网上有一些工具可以帮助你找到密码子的使用情况。这个工具还支持离线使用。
http://www.bioinformatics.org/sms2/codon_usage.html
结果中(在这个“Fraction”就是你想要的内容):
Results for 9 residue sequence "sample sequence one" starting "ATGAAGAAA"
AmAcid Codon Number /1000 Fraction ..
Ala GCG 0.00 0.00 0.00
Ala GCA 0.00 0.00 0.00
Ala GCT 0.00 0.00 0.00
Ala GCC 0.00 0.00 0.00
Cys TGT 0.00 0.00 0.00
Cys TGC 0.00 0.00 0.00
Asp GAT 0.00 0.00 0.00
Asp GAC 0.00 0.00 0.00
Glu GAG 0.00 0.00 0.00
Glu GAA 0.00 0.00 0.00
Phe TTT 0.00 0.00 0.00
Phe TTC 0.00 0.00 0.00
Gly GGG 0.00 0.00 0.00
Gly GGA 0.00 0.00 0.00
Gly GGT 0.00 0.00 0.00
Gly GGC 0.00 0.00 0.00
His CAT 0.00 0.00 0.00
His CAC 0.00 0.00 0.00
Ile ATA 0.00 0.00 0.00
Ile ATT 0.00 0.00 0.00
Ile ATC 0.00 0.00 0.00
Lys AAG 1.00 333.33 0.50
Lys AAA 1.00 333.33 0.50
Leu TTG 0.00 0.00 0.00
Leu TTA 0.00 0.00 0.00
Leu CTG 0.00 0.00 0.00
Leu CTA 0.00 0.00 0.00
Leu CTT 0.00 0.00 0.00
Leu CTC 0.00 0.00 0.00
Met ATG 1.00 333.33 1.00
Asn AAT 0.00 0.00 0.00
Asn AAC 0.00 0.00 0.00
Pro CCG 0.00 0.00 0.00
Pro CCA 0.00 0.00 0.00
Pro CCT 0.00 0.00 0.00
Pro CCC 0.00 0.00 0.00
Gln CAG 0.00 0.00 0.00
Gln CAA 0.00 0.00 0.00
Arg AGG 0.00 0.00 0.00
Arg AGA 0.00 0.00 0.00
Arg CGG 0.00 0.00 0.00
Arg CGA 0.00 0.00 0.00
Arg CGT 0.00 0.00 0.00
Arg CGC 0.00 0.00 0.00
Ser AGT 0.00 0.00 0.00
Ser AGC 0.00 0.00 0.00
Ser TCG 0.00 0.00 0.00
Ser TCA 0.00 0.00 0.00
Ser TCT 0.00 0.00 0.00
Ser TCC 0.00 0.00 0.00
Thr ACG 0.00 0.00 0.00
Thr ACA 0.00 0.00 0.00
Thr ACT 0.00 0.00 0.00
Thr ACC 0.00 0.00 0.00
Val GTG 0.00 0.00 0.00
Val GTA 0.00 0.00 0.00
Val GTT 0.00 0.00 0.00
Val GTC 0.00 0.00 0.00
Trp TGG 0.00 0.00 0.00
Tyr TAT 0.00 0.00 0.00
Tyr TAC 0.00 0.00 0.00
End TGA 0.00 0.00 0.00
End TAG 0.00 0.00 0.00
End TAA 0.00 0.00 0.00
cusp是来自EMBOSS的密码子使用工具,值得一看。
你可能还想了解一下BioPython,它可以用来处理生物序列。
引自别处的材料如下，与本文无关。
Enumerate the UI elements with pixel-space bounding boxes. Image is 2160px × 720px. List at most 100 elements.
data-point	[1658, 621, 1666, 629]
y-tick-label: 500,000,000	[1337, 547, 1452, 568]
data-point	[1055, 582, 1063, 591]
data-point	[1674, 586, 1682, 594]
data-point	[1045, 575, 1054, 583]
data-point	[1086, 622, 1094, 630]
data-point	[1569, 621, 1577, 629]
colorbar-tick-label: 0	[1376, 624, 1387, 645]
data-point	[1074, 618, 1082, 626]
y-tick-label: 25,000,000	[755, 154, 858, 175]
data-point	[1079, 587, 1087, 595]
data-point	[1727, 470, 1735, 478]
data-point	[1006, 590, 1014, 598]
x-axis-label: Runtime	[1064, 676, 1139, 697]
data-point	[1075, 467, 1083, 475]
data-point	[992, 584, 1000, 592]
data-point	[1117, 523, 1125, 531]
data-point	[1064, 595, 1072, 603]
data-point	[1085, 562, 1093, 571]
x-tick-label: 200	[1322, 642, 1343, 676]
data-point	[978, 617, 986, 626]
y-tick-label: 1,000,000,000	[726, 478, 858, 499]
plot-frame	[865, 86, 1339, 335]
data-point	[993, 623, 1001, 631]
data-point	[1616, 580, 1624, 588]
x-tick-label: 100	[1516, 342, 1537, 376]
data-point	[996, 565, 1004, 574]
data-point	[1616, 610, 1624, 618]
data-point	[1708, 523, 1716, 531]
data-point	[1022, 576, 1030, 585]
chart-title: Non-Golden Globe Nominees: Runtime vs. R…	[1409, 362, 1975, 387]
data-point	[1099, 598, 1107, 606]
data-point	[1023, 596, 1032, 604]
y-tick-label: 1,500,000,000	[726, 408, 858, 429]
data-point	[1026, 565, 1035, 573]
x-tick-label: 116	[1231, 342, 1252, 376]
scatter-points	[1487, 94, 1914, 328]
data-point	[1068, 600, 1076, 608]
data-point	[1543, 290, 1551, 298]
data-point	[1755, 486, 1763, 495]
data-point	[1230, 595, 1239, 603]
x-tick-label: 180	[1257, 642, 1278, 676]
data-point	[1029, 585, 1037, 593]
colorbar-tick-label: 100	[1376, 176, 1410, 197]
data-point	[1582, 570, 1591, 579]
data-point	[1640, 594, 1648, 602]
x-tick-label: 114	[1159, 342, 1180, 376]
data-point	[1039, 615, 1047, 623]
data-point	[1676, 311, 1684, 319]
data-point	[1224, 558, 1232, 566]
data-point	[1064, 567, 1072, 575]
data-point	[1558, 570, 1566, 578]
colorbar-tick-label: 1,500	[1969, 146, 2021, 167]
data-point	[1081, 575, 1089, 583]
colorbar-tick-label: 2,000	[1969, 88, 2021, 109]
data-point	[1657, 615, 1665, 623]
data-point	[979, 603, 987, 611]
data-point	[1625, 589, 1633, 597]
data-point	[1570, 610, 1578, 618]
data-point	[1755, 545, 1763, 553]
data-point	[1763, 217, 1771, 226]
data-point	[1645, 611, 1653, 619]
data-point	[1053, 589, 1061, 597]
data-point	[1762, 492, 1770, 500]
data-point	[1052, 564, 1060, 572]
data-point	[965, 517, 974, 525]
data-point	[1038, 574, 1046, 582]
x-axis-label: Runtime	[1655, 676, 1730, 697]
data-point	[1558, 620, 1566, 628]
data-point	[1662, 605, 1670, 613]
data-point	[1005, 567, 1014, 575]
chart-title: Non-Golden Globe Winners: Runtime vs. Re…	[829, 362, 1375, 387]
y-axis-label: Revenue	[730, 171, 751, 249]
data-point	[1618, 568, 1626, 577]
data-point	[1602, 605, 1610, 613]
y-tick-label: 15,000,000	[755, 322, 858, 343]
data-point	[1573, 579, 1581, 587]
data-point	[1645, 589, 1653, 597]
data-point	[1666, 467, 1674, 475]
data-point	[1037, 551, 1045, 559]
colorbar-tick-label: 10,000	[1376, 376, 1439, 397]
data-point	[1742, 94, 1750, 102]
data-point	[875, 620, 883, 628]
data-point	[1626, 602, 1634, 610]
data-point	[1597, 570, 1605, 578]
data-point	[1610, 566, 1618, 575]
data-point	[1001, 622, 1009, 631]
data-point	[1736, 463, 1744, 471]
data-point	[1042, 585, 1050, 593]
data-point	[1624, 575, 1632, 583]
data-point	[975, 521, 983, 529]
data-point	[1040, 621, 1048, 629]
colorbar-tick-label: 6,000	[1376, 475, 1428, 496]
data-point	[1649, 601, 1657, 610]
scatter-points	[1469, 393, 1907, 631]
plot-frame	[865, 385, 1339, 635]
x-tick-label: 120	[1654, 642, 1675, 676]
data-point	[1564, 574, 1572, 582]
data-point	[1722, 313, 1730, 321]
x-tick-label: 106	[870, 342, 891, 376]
我相信他们有一个密码子使用的模块。
6
使用 defaultdict
from collections import defaultdict
mydict = defaultdict(int)
for aa in mysecuence:
mydict[aa] +=1
这适用于氨基酸(蛋白质)。
对于密码子,你应该每次跳过三个位置来遍历序列,以获取 defaultdict 的键。例如:
>>> mysec = "GAUCACTUGCCA"
>>> a = [mysec[i:i+3] for i in range(0,len(mysec), 3)]
>>> print a
['GAU', 'CAC', 'TUG', 'CCA']
编辑:如果你想计算退化现象,你需要准备一个字典,将每个密码子(键)与它的退化密码子(值,密码子的列表)关联起来。为了计算频率,你可以从 defaultdict 中获取每个密码子的计数,然后对每个密码子,计算从上面提到的密码子字典中读取的退化密码子的计数总和。这样你就可以计算出频率。
编辑 2:这里有一个真实的例子:
from collections import defaultdict
#the first 600 nucleotides from GenBank: AAHX01097212.1
rna = ("tcccccgcagcttcgggaacgtgcgggctcgggagggaggggcctggcgccgggcgcgcg"
"cctgcgccccaccccgccccaccctggcgggtctcgcgcgcccggcccgcctcctgtcaa"
"ccccagcgcggcggtcaggtggtccccagcccttggccccagcctccagcttcctggtcc"
"ctcgggctctgagtcctgtctccggcagatcgcctttctgattgttctcctgcgcagctg"
"gaggtgtatagcccctagccgagctatggtgcctcagcagatgtgaggaggtagtgggtc"
"aggataaacccgcgcactccataataacgtgccagggctcagtgacttgggtctgcatta")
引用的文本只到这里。